Die immer häufigeren Trockenperioden in Bayern werden für gewöhnlich auf den Klimawandel zurückgeführt. Doch Experten weisen im Landtag nachdrücklich auf einen weiteren Grund hin - und der ließe sich mildern.

Von Christian Sebald

Jetzt ist es amtlich: Der zurückliegende Winter ist auch in Bayern "zu trocken, zu warm und schneearm ausgefallen". So kann man es im aktuellen Niedrigwasser-Lagebericht des Landesamts für Umwelt von Anfang März nachlesen. Damit steuert der Freistaat auf ein weiteres Trockenjahr zu. Das zeigt der Blick auf die Grundwasserstände in Bayern. 61 Prozent der oberflächennahen Messstellen wiesen Anfang März niedrige oder sehr niedrige Grundwasserstände auf. In den tieferen Grundwasser-Stockwerken waren es sogar 71 Prozent. Seither hat sich die Lage nur unwesentlich gebessert. Dabei sollten die Grundwasserspeicher zu Frühjahrsbeginn eigentlich gut gefüllt sein.

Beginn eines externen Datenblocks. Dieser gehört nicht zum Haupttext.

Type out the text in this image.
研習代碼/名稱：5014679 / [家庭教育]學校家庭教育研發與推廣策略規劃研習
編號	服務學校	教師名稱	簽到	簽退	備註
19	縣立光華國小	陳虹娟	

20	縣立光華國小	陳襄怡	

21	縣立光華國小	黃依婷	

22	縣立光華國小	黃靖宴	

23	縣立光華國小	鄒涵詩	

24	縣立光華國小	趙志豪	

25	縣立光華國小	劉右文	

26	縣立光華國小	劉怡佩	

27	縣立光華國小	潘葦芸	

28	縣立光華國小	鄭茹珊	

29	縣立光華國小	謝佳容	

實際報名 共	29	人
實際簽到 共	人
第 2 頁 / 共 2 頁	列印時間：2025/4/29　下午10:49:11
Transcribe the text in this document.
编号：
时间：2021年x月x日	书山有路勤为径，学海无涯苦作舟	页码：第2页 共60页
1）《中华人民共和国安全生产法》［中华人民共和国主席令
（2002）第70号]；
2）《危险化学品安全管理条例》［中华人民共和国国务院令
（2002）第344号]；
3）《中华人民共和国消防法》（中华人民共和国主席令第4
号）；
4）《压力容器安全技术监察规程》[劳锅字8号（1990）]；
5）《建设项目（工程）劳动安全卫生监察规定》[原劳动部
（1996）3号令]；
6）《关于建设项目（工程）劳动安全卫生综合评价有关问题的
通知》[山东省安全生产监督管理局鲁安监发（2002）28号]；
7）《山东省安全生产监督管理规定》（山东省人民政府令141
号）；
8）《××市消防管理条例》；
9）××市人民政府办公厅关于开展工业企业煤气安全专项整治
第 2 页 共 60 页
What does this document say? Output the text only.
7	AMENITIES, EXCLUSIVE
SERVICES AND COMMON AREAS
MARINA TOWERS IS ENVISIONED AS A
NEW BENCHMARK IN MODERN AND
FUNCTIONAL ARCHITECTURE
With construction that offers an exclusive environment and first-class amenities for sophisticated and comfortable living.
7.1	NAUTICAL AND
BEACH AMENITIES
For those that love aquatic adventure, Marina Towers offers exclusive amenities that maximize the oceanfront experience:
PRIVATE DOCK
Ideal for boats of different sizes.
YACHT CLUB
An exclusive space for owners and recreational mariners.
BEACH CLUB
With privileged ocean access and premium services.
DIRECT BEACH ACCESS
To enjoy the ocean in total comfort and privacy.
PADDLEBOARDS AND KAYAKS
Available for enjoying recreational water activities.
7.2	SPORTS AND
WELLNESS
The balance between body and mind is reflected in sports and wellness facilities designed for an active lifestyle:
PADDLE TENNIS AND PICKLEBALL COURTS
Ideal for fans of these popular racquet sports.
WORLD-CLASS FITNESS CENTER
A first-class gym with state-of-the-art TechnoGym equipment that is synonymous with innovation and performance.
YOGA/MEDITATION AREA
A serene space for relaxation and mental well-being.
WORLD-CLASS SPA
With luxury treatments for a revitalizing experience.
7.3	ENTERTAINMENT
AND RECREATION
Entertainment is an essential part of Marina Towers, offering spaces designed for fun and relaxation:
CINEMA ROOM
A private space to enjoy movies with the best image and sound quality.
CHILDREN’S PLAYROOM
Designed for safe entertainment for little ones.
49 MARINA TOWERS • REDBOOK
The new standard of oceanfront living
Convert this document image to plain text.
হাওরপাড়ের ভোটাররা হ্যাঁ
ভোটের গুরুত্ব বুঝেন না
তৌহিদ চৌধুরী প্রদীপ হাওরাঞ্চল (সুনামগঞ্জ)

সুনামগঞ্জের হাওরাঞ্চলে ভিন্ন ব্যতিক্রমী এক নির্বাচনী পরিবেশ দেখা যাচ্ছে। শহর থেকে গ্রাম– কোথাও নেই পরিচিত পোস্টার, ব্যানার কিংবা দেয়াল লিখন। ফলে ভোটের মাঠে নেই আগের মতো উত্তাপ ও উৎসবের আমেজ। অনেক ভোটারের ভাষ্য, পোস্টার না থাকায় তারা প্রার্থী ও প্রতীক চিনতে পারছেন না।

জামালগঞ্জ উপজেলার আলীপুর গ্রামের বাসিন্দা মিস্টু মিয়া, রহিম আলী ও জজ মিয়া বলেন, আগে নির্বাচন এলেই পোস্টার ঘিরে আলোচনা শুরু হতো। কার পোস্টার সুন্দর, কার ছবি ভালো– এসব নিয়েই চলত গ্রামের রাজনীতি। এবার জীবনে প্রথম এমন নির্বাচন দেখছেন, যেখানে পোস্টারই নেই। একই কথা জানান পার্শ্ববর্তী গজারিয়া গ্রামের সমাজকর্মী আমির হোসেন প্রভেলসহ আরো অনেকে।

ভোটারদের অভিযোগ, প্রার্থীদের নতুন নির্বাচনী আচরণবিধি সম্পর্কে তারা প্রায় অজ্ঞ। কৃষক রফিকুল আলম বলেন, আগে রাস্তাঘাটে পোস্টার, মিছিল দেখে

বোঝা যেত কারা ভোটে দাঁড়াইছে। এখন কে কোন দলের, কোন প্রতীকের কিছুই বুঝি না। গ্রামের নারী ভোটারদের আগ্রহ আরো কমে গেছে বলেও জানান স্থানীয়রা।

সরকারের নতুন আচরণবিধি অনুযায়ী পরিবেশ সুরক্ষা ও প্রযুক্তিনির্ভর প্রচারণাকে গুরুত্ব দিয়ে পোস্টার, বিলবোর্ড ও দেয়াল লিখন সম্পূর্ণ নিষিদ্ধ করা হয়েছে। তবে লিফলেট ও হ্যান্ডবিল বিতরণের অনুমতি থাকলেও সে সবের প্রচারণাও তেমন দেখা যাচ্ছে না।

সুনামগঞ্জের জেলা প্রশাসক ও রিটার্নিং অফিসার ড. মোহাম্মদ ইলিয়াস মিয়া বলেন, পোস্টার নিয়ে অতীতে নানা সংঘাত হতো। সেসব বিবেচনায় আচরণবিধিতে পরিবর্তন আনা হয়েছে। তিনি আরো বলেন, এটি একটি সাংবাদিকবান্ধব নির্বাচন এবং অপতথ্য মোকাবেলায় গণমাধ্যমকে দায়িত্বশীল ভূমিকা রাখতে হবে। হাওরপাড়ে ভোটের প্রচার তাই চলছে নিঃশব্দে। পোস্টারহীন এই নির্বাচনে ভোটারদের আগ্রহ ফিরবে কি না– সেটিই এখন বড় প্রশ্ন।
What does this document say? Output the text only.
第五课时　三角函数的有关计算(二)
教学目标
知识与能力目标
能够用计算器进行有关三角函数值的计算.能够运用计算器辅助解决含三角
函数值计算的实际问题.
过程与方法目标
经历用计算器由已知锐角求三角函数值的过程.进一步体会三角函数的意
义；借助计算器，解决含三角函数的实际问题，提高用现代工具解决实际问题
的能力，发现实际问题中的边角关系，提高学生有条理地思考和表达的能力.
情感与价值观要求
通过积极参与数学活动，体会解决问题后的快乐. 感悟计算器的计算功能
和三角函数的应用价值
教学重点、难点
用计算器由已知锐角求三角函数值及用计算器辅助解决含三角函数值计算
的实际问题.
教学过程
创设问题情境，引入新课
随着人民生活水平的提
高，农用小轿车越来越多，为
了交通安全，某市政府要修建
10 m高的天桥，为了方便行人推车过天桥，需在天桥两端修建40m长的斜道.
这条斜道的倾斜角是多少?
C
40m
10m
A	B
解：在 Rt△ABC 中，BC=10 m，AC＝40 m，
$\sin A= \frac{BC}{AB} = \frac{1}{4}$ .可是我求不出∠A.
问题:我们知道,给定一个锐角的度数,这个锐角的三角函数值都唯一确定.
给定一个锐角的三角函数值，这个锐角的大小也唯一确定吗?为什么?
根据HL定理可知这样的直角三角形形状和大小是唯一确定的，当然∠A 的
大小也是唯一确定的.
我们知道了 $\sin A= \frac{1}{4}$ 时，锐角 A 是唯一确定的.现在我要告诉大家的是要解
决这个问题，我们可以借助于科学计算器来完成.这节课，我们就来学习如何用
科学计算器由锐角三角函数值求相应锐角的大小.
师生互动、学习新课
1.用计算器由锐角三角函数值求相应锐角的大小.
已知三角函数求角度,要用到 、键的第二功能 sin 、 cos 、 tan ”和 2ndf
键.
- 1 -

Die immer häufigeren Trockenperioden hierzulande werden für gewöhnlich mit dem Klimawandel in Zusammenhang gebracht. Denn mit dem allgemeinen Temperaturanstieg bleiben immer öfter die gewohnten Niederschläge aus. In Unterfranken etwa, wo seit Menschengedenken sehr viel weniger Niederschläge fallen als in Oberbayern und im Allgäu, gibt es inzwischen "Gegenden, wo es genauso wenig regnet wie im Bergland von Jordanien und Israel". So beschwört es Umweltminister Thorsten Glauber (FW) immer wieder. "Wenn wir nichts gegen den Klimawandel unternehmen, steigt die Durchschnittstemperatur bei uns bis Ende des Jahrhunderts um bis zu 4,8 Grad an."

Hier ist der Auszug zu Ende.